All the advance publicity about the new Coen brothers movie "True Grit" has focused on the notion that it’s not a remake of the 1969 Western that won John Wayne his only Oscar. Instead, we’ve been told, over and over, that the Coen brothers’ version is more faithful to Charles Portis’ original novel.
So it was to my great surprise when I sat down to watch the new "True Grit" and discovered that, in fact, it’s very close to the 1969 movie version. At times, it's nearly a scene-for-scene, line-for-line remake. The difference is one of tone. The Coen brothers’ "True Grit" is more intimate and art directed, a kind of color-coordinated curio.

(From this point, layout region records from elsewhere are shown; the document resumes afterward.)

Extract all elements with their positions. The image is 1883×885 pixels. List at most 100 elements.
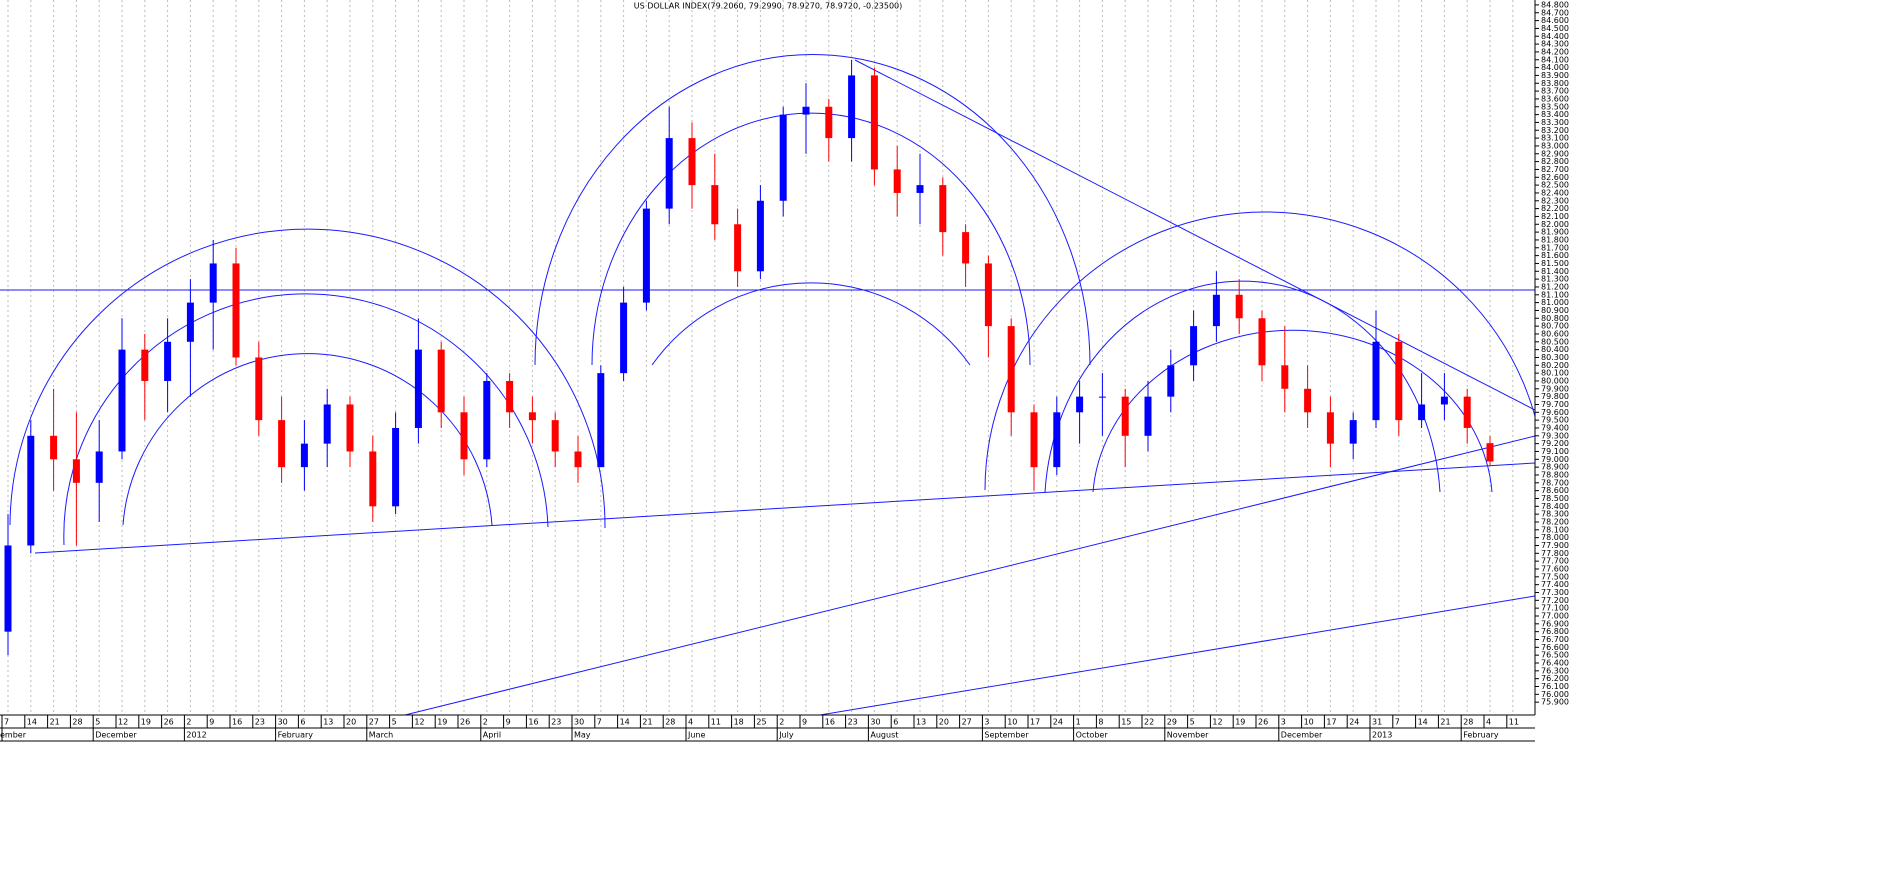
y-tick-label: 76.800 [1541, 627, 1569, 636]
y-tick-label: 84.700 [1541, 8, 1569, 17]
candle-body [574, 451, 582, 468]
y-tick-label: 83.000 [1541, 141, 1569, 150]
candle-body [939, 185, 947, 233]
x-tick-label: 19 [437, 718, 447, 727]
candle-body [1326, 412, 1334, 444]
y-tick-label: 79.300 [1541, 431, 1569, 440]
candle-body [1418, 404, 1426, 421]
candle-body [1144, 396, 1152, 436]
y-tick-label: 77.600 [1541, 564, 1569, 573]
x-tick-label: 26 [460, 718, 470, 727]
candle-body [1281, 365, 1289, 389]
candle-body [392, 427, 400, 507]
y-tick-label: 84.500 [1541, 24, 1569, 33]
y-tick-label: 83.700 [1541, 87, 1569, 96]
x-tick-label: 24 [1349, 718, 1359, 727]
candle-body [50, 435, 58, 460]
x-tick-label: 18 [734, 718, 744, 727]
candle-body [1007, 326, 1015, 413]
x-tick-label: 13 [323, 718, 333, 727]
x-tick-label: 4 [688, 718, 693, 727]
x-tick-label: 7 [597, 718, 602, 727]
x-tick-label: 19 [141, 718, 151, 727]
x-tick-label: 10 [1304, 718, 1314, 727]
y-tick-label: 78.100 [1541, 525, 1569, 534]
y-tick-label: 84.800 [1541, 0, 1569, 9]
arc [591, 112, 1031, 366]
candle-body [186, 302, 194, 342]
chart-title: US DOLLAR INDEX(79.2060, 79.2990, 78.927… [634, 2, 903, 11]
arc [63, 293, 549, 546]
candle-body [437, 349, 445, 413]
y-tick-label: 81.900 [1541, 228, 1569, 237]
x-tick-label: 2 [186, 718, 191, 727]
candle-body [1486, 443, 1494, 462]
y-tick-label: 77.200 [1541, 596, 1569, 605]
candle-body [141, 349, 149, 381]
y-tick-label: 79.200 [1541, 439, 1569, 448]
drawings [0, 54, 1535, 715]
candle-body [1121, 396, 1129, 436]
x-tick-label: 21 [642, 718, 652, 727]
y-tick-label: 77.000 [1541, 611, 1569, 620]
y-tick-label: 76.300 [1541, 666, 1569, 675]
month-label: March [369, 731, 393, 740]
y-tick-label: 84.400 [1541, 32, 1569, 41]
x-tick-label: 16 [825, 718, 835, 727]
y-tick-label: 82.800 [1541, 157, 1569, 166]
y-tick-label: 82.600 [1541, 173, 1569, 182]
y-tick-label: 76.400 [1541, 658, 1569, 667]
candle-body [893, 169, 901, 193]
candle-body [1395, 341, 1403, 421]
candle-body [916, 185, 924, 193]
y-tick-label: 76.000 [1541, 690, 1569, 699]
x-tick-label: 30 [870, 718, 880, 727]
x-tick-label: 1 [1076, 718, 1081, 727]
y-tick-label: 82.100 [1541, 212, 1569, 221]
y-tick-label: 78.600 [1541, 486, 1569, 495]
candle-body [711, 185, 719, 225]
x-tick-label: 16 [528, 718, 538, 727]
candle-body [1235, 294, 1243, 319]
y-tick-label: 82.200 [1541, 204, 1569, 213]
y-tick-label: 78.300 [1541, 510, 1569, 519]
candle-body [346, 404, 354, 452]
y-tick-label: 77.400 [1541, 580, 1569, 589]
candle-body [779, 114, 787, 201]
x-tick-label: 5 [392, 718, 397, 727]
x-tick-label: 10 [1007, 718, 1017, 727]
candle-body [209, 263, 217, 303]
trend-line [854, 59, 1535, 411]
y-tick-label: 78.200 [1541, 517, 1569, 526]
candle-body [323, 404, 331, 444]
candle-body [95, 451, 103, 483]
month-label: February [278, 731, 314, 740]
month-label: September [984, 731, 1029, 740]
candle-body [460, 412, 468, 460]
candle-body [1258, 318, 1266, 366]
y-tick-label: 79.500 [1541, 416, 1569, 425]
candle-body [300, 443, 308, 468]
y-tick-label: 83.300 [1541, 118, 1569, 127]
candle-body [1030, 412, 1038, 468]
candle-body [1098, 396, 1106, 398]
month-label: December [95, 731, 137, 740]
x-tick-label: 20 [346, 718, 356, 727]
y-tick-label: 81.600 [1541, 251, 1569, 260]
month-label: October [1076, 731, 1109, 740]
x-tick-label: 28 [665, 718, 675, 727]
month-label: April [483, 731, 501, 740]
candle-body [642, 208, 650, 303]
month-label: 2013 [1372, 731, 1392, 740]
x-tick-label: 12 [1212, 718, 1222, 727]
month-label: June [687, 731, 706, 740]
candle-body [1440, 396, 1448, 405]
candle-body [802, 106, 810, 115]
candle-body [118, 349, 126, 452]
y-tick-label: 81.300 [1541, 275, 1569, 284]
candle-body [825, 106, 833, 139]
y-tick-label: 83.800 [1541, 79, 1569, 88]
y-tick-label: 80.600 [1541, 329, 1569, 338]
x-tick-label: 13 [916, 718, 926, 727]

It also features a lead actress, Hailee Steinfeld, who’s notably younger than Kim Darby was in the original. As Mattie Ross, the super-spunky, hard-bargaining Arkansas 14-year-old who’s out to avenge the death of her father, Steinfeld speaks in perfectly constructed, almost lawyerly sentences, and she's the definition of precocious. Yet that doesn’t make the character any less of a Hollywood concoction. In some ways, it makes her more of one.

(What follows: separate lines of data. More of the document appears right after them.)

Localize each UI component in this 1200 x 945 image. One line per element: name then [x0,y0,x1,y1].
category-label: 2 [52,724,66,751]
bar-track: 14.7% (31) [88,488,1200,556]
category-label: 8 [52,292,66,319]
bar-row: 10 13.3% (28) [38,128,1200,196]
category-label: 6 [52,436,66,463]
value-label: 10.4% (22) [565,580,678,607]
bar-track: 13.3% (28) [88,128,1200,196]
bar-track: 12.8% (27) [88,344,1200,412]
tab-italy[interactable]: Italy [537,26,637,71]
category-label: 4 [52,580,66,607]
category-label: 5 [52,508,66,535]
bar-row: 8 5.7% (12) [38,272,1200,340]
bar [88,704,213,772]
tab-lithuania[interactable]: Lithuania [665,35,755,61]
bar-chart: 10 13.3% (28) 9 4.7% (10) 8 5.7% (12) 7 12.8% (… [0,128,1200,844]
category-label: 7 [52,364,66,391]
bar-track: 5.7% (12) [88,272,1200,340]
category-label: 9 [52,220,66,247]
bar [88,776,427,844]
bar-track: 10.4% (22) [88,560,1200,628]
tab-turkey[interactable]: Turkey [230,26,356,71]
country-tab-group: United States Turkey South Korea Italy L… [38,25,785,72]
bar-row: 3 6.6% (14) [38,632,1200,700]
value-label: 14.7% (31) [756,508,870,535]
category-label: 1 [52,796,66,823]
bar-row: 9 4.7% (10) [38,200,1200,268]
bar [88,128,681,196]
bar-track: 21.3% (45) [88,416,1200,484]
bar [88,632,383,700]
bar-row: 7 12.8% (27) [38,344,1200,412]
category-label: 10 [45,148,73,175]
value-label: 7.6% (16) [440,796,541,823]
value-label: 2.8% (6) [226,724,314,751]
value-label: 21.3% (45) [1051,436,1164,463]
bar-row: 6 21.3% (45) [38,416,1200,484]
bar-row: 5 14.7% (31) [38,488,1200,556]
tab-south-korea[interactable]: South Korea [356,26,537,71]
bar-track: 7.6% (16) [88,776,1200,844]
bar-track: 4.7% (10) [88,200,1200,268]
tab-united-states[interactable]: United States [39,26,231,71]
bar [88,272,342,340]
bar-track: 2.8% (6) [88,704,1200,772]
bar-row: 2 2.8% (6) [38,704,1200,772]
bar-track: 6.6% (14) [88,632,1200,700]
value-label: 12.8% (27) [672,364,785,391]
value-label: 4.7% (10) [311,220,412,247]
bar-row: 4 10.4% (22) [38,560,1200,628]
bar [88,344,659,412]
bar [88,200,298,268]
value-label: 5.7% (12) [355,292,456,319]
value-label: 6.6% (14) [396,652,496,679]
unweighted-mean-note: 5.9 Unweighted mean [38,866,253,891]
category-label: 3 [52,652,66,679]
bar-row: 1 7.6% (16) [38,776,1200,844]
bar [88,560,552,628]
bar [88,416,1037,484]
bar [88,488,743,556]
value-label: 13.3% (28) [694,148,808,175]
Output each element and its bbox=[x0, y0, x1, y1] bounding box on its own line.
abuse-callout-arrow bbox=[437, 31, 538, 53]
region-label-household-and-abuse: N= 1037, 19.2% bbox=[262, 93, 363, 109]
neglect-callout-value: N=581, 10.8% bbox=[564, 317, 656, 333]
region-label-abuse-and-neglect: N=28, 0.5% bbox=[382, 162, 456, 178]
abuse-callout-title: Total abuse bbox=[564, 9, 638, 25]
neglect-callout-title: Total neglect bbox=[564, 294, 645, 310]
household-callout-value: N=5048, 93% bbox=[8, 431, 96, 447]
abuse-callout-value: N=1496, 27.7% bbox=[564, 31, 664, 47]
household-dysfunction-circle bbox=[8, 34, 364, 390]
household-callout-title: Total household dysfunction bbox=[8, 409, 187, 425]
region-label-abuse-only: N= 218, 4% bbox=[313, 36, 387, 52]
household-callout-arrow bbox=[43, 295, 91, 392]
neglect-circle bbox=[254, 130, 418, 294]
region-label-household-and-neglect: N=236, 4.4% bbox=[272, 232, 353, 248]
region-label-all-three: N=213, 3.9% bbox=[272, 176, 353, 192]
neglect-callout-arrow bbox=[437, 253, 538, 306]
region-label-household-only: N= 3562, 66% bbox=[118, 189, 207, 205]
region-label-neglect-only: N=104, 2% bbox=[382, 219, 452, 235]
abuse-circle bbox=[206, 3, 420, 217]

Of course, the character we’re really here to see is Jeff Bridges as Rooster Cogburn, the gruff, sozzled old loner of a marshal who never met a criminal he didn’t want to shoot. Bridges, hidden under a grizzly beard, gives what I suppose you could say is a flawless performance. But the actor at heart is such a teddy bear that, if anything, he’s a lot less crusty that John Wayne was. He’s also, I have to say, less memorable.
The Coen brothers’ "True Grit" is an impeccably crafted movie, yet there’s something almost too precious and controlled about it. It’s not as corny as the 1969 version, yet by the end of that one, you really felt what a cantankerous old cuss John Wayne was playing. It was a helluva performance, even if it was designed to be Oscar bait. The new "True Grit" has less of that populist vulgarity, but it’s such a tasteful artifact that it leaves very little imprint.